Dorothy seufzte. »Ich muss noch mal mit Archie reden.«
»Glaubst du, er hatte was damit zu tun?«
Dorothy strich ihre Haare hinter das Ohr. Thomas beobachtete sie, und Jenny beobachtete Thomas. Klar, sie waren befreundet, vielleicht aber auch mehr. Jenny versuchte sich ihre Mum vorzustellen, wie sie sich hinter Dads Rücken mit diesem Mann herumtrieb. Bei ihrer Vergangenheit war das nicht unmöglich.
»Ich weiß nicht, was ich denken soll«, sagte Dorothy.

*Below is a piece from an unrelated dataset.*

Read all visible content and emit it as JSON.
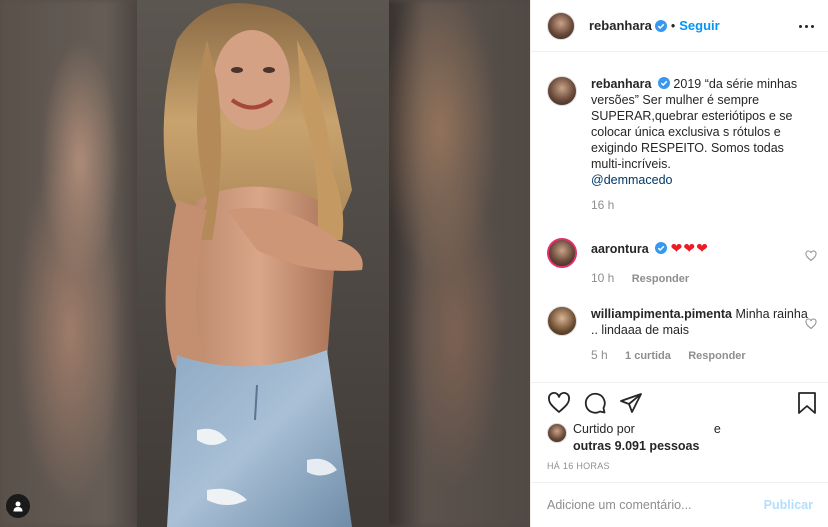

Thomas klappte die Aktenmappe zu und schob sie über den Tisch. Dorothy legte ihre Finger darauf und schloss die Augen, als versuche sie, intuitiv eine tiefere Bedeutung darin zu erkennen, eine innere Wahrheit.
»Es tut mir leid, dass ich nicht mehr anbieten kann«, sagte Thomas. »Wenn ich sonst noch was tun kann, lässt du es mich bitte einfach wissen.«
Dorothy öffnete die Augen. Sie benötigte einen Moment, um sich wieder auf den Raum zu konzentrieren.
Jenny räusperte sich. »Eigentlich gibt’s ja noch eine vermisste Person, auf die Sie mal für uns einen Blick werfen könnten.«
Thomas runzelte die Stirn und sah von Jenny zu Dorothy, die nickte.